While we are still receiving signals that the US stock market will face challenges in the first half of 2019, there are some investors who are still bullish.
We at Classiarius see the S&P 500 earnings slowdown in the first half of the year as a concern, especially since the first have of 2018, driven by the tax cut, these earnings were surely a stand out in market support. When they vanish, investors notice. But there are still other factors such as the potential for a China economic slowdown in 2019 which is now a greater concern as trade talks are not moving forward as Mr Trump and Mr Xi had anticipated, and the increasing risk of the European Union falling into recession may become a central factor. Also there have been new threats in Asia, as Japan and South Korea have been in deep disagreement on military and economic issues. No one is talking about this now but Japan and South Korea are engaging in verbal insults and battles.
In our view, negative geopolitical inputs could add to the drag in equity markets in 2019. So in the coming weeks, from March 1 to March 15, we think that the January rally with indices in Europe and the US moving higher by 9% to 18% could be a chance to express bearish views. A massive rally in January turns into a sell-off in March, sure this seems logical in the very least. Again, there is talk of President Trump extending the time limit in the China trade discussions.
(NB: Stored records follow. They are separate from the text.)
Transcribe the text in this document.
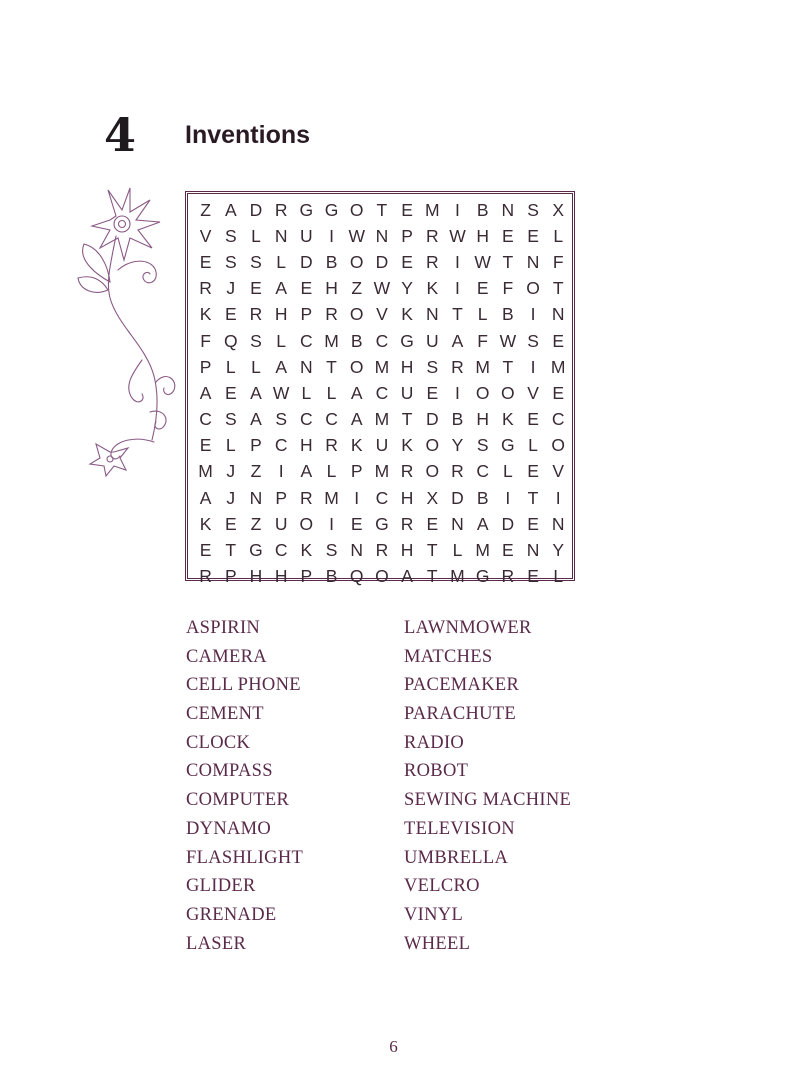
4 Inventions
Z A D R G G O T E M I B N S X
V S L N U I W N P R W H E E L
E S S L D B O D E R I W T N F
R J E A E H Z W Y K I E F O T
K E R H P R O V K N T L B I N
F Q S L C M B C G U A F W S E
P L L A N T O M H S R M T I M
A E A W L L A C U E I O O V E
C S A S C C A M T D B H K E C
E L P C H R K U K O Y S G L O
M J Z I A L P M R O R C L E V
A J N P R M I C H X D B I T I
K E Z U O I E G R E N A D E N
E T G C K S N R H T L M E N Y
R P H H P B Q O A T M G R E L
ASPIRIN
CAMERA
CELL PHONE
CEMENT
CLOCK
COMPASS
COMPUTER
DYNAMO
FLASHLIGHT
GLIDER
GRENADE
LASER
LAWNMOWER
MATCHES
PACEMAKER
PARACHUTE
RADIO
ROBOT
SEWING MACHINE
TELEVISION
UMBRELLA
VELCRO
VINYL
WHEEL
6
But this does not change our view, as we believe the problems in China – trade problems are structural – will take 5 to 10 years to change.
Still, it is worth noting that in recent years the US firms that have outperformed the greater market were those with high exposure to overseas sales. One would think a weaker US dollar and added China stimulus are needed for a continued rally in US equity, but will it come? Clearly the February and March period will be a turning point for US equity markets. These markets may trade flat, making it difficult for directional trades on the index but likely easier for those who are clever stop pickers.
We will be adding to these stories in the coming weeks and months.